The plan to promote alternatives to Hamas includes funding to restructure the Fatah movement which was beaten in general elections in January after the electorate became disillusioned with a government it saw as increasingly corrupt.
The Palestinian president, Mahmoud Abbas, is also head of the Fatah movement.
The money will also go to training and strategic advice to politicians and secular parties opposed to Hamas.
One official US document obtained by Reuters said: "This project supports [the] objective to create democratic alternatives to authoritarian or radical Islamist political options."
The US campaign coincides with signs that Abbas is considering sacking the government in a process that could lead to a new parliamentary vote.
US officials and consultants say the effort is being conducted without fanfare in order to protect the Palestinians who are receiving US help - some already branded by Hamas leaders as collaborators with Washington and Israel.
"We don't operate with firecrackers and neon signs to attract attention to ourselves," said one of the contractors working with Fatah on behalf of the US state department.
US funds will also be used to encourage "watchdog" groups and local journalists to investigate the activities of the Hamas-led government and parliament. Up to $5 million would support private Palestinian schools offering an alternative to the public education system.
In a response, Jacob Walles, the US consul general, said: "There is nothing new here. The US has operated programmes in the West Bank and Gaza for many years to promote the development of political parties and civil society organisations."
"We are not promoting any particular party. In fact, we will work with any party as long as it is not affiliated with a terrorist organisation," Walles said.
There would be no direct funding of parties, he stressed.
Some Hamas leaders have accused Abbas and Fatah of serving the interests of Israel's ally, the US, which has led a Western aid embargo to force Hamas to recognise Israel, renounce arms and accept past accords with Israel.
Washington is also helping Abbas expand his presidential guard.
Fathi Hammad, a senior Hamas political leader and politician, called the US money part of a plot to bring down the Hamas-led government.
"It is a challenge that we are aware of and we will confront it," he said.
In the Gaza Strip and occupied West Bank, $42 million could go a long way - it is more than three times the total spent by the main parties and candidates in the January election.
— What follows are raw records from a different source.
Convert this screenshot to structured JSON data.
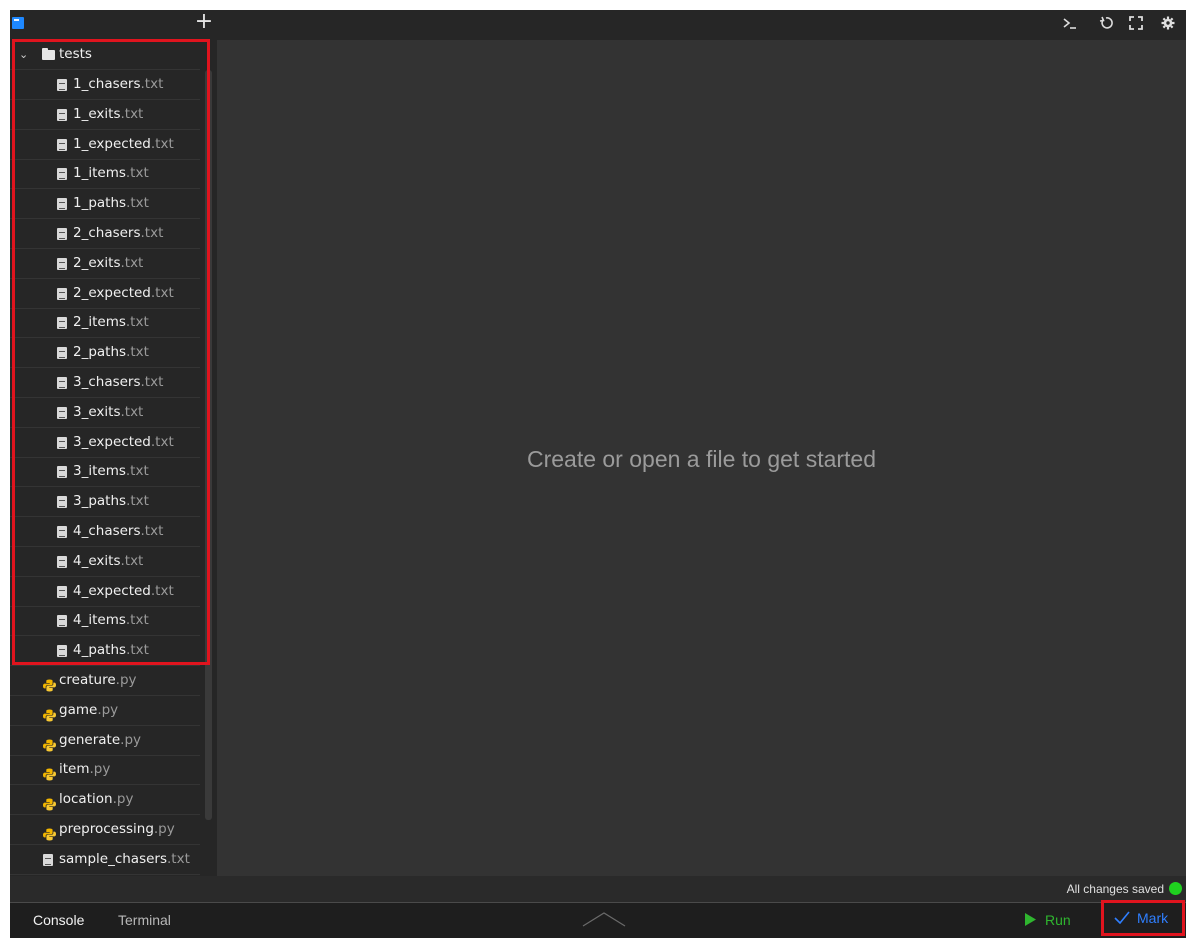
{
  "toolbar": {
    "add_label": "+",
    "icons": [
      "terminal-icon",
      "refresh-icon",
      "fullscreen-icon",
      "settings-icon"
    ]
  },
  "folder": {
    "name": "tests"
  },
  "test_files": [
    {
      "base": "1_chasers",
      "ext": ".txt"
    },
    {
      "base": "1_exits",
      "ext": ".txt"
    },
    {
      "base": "1_expected",
      "ext": ".txt"
    },
    {
      "base": "1_items",
      "ext": ".txt"
    },
    {
      "base": "1_paths",
      "ext": ".txt"
    },
    {
      "base": "2_chasers",
      "ext": ".txt"
    },
    {
      "base": "2_exits",
      "ext": ".txt"
    },
    {
      "base": "2_expected",
      "ext": ".txt"
    },
    {
      "base": "2_items",
      "ext": ".txt"
    },
    {
      "base": "2_paths",
      "ext": ".txt"
    },
    {
      "base": "3_chasers",
      "ext": ".txt"
    },
    {
      "base": "3_exits",
      "ext": ".txt"
    },
    {
      "base": "3_expected",
      "ext": ".txt"
    },
    {
      "base": "3_items",
      "ext": ".txt"
    },
    {
      "base": "3_paths",
      "ext": ".txt"
    },
    {
      "base": "4_chasers",
      "ext": ".txt"
    },
    {
      "base": "4_exits",
      "ext": ".txt"
    },
    {
      "base": "4_expected",
      "ext": ".txt"
    },
    {
      "base": "4_items",
      "ext": ".txt"
    },
    {
      "base": "4_paths",
      "ext": ".txt"
    }
  ],
  "root_files": [
    {
      "base": "creature",
      "ext": ".py",
      "type": "python"
    },
    {
      "base": "game",
      "ext": ".py",
      "type": "python"
    },
    {
      "base": "generate",
      "ext": ".py",
      "type": "python"
    },
    {
      "base": "item",
      "ext": ".py",
      "type": "python"
    },
    {
      "base": "location",
      "ext": ".py",
      "type": "python"
    },
    {
      "base": "preprocessing",
      "ext": ".py",
      "type": "python"
    },
    {
      "base": "sample_chasers",
      "ext": ".txt",
      "type": "text"
    }
  ],
  "editor": {
    "empty_message": "Create or open a file to get started"
  },
  "status": {
    "saved_text": "All changes saved"
  },
  "bottom": {
    "console_label": "Console",
    "terminal_label": "Terminal",
    "run_label": "Run",
    "mark_label": "Mark"
  },
  "colors": {
    "accent_blue": "#2f7fff",
    "run_green": "#2fb52f",
    "saved_green": "#1fd11f",
    "highlight_red": "#e0141e"
  }
}
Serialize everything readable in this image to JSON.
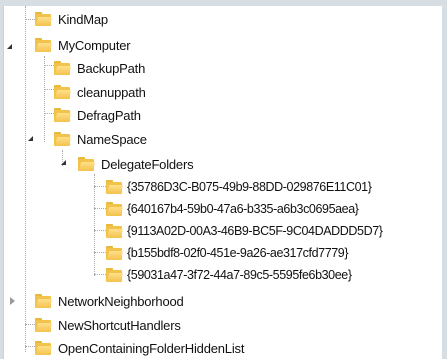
{
  "tree": {
    "items": [
      {
        "label": "KindMap"
      },
      {
        "label": "MyComputer"
      },
      {
        "label": "BackupPath"
      },
      {
        "label": "cleanuppath"
      },
      {
        "label": "DefragPath"
      },
      {
        "label": "NameSpace"
      },
      {
        "label": "DelegateFolders"
      },
      {
        "label": "{35786D3C-B075-49b9-88DD-029876E11C01}"
      },
      {
        "label": "{640167b4-59b0-47a6-b335-a6b3c0695aea}"
      },
      {
        "label": "{9113A02D-00A3-46B9-BC5F-9C04DADDD5D7}"
      },
      {
        "label": "{b155bdf8-02f0-451e-9a26-ae317cfd7779}"
      },
      {
        "label": "{59031a47-3f72-44a7-89c5-5595fe6b30ee}"
      },
      {
        "label": "NetworkNeighborhood"
      },
      {
        "label": "NewShortcutHandlers"
      },
      {
        "label": "OpenContainingFolderHiddenList"
      }
    ]
  }
}
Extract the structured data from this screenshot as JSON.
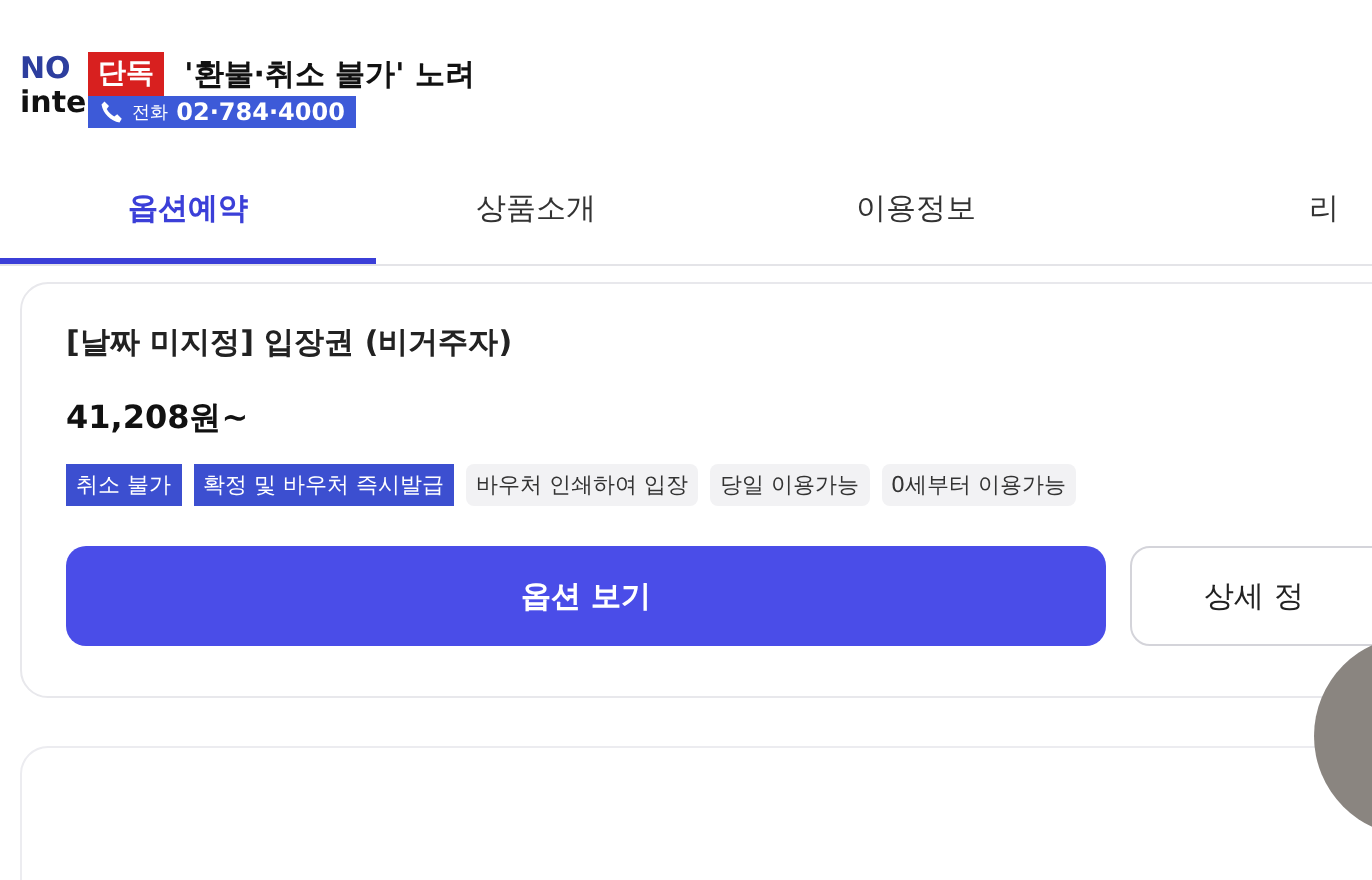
{
  "logo": {
    "line_1": "NO",
    "line_2": "inte"
  },
  "news_overlay": {
    "badge": "단독",
    "headline": "'환불·취소 불가' 노려",
    "phone_label": "전화",
    "phone_number": "02·784·4000"
  },
  "tabs": [
    {
      "label": "옵션예약",
      "selected": true
    },
    {
      "label": "상품소개",
      "selected": false
    },
    {
      "label": "이용정보",
      "selected": false
    },
    {
      "label": "리",
      "selected": false
    }
  ],
  "product": {
    "title": "[날짜 미지정] 입장권 (비거주자)",
    "price": "41,208원~",
    "tags": [
      {
        "label": "취소 불가",
        "highlighted": true
      },
      {
        "label": "확정 및 바우처 즉시발급",
        "highlighted": true
      },
      {
        "label": "바우처 인쇄하여 입장",
        "highlighted": false
      },
      {
        "label": "당일 이용가능",
        "highlighted": false
      },
      {
        "label": "0세부터 이용가능",
        "highlighted": false
      }
    ],
    "primary_button": "옵션 보기",
    "secondary_button": "상세 정"
  }
}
Ahead of that election, the United States tried to help the then Fatah-led Palestinian Authority, but critics said the push came too late to assist the long-dominant movement, which was handicapped by infighting and accusations of corruption.
The US-based National Democratic Institute (NDI) said it recently began talks with the leaders of Fatah and other parties about how they could improve their performance in any election.
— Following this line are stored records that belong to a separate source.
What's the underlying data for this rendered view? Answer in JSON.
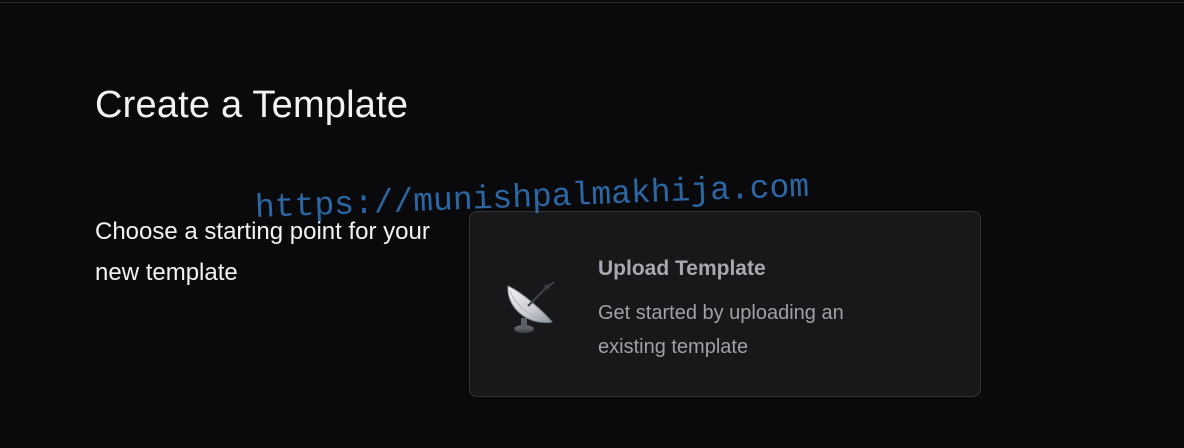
{
  "page": {
    "title": "Create a Template",
    "subtitle": "Choose a starting point for your new template"
  },
  "upload_card": {
    "icon": "satellite-dish-icon",
    "title": "Upload Template",
    "description": "Get started by uploading an existing template"
  },
  "watermark": {
    "text": "https://munishpalmakhija.com"
  },
  "colors": {
    "background": "#0a0a0d",
    "card_background": "#18181b",
    "card_border": "#33333a",
    "watermark": "#2f6fb0"
  }
}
Michael Murphy, who runs NDI operations in the West Bank and Gaza, said the focus for now was on internal party reform, but that the programme, in coordination with the state department, would look for ways to help Fatah and others get their message across.
The International Republican Institute, which has also worked in the West Bank and Gaza for years, recently received funds for a new programme to give training and strategic advice to several Palestinian independent parties, though it said politicians would not get direct financial help.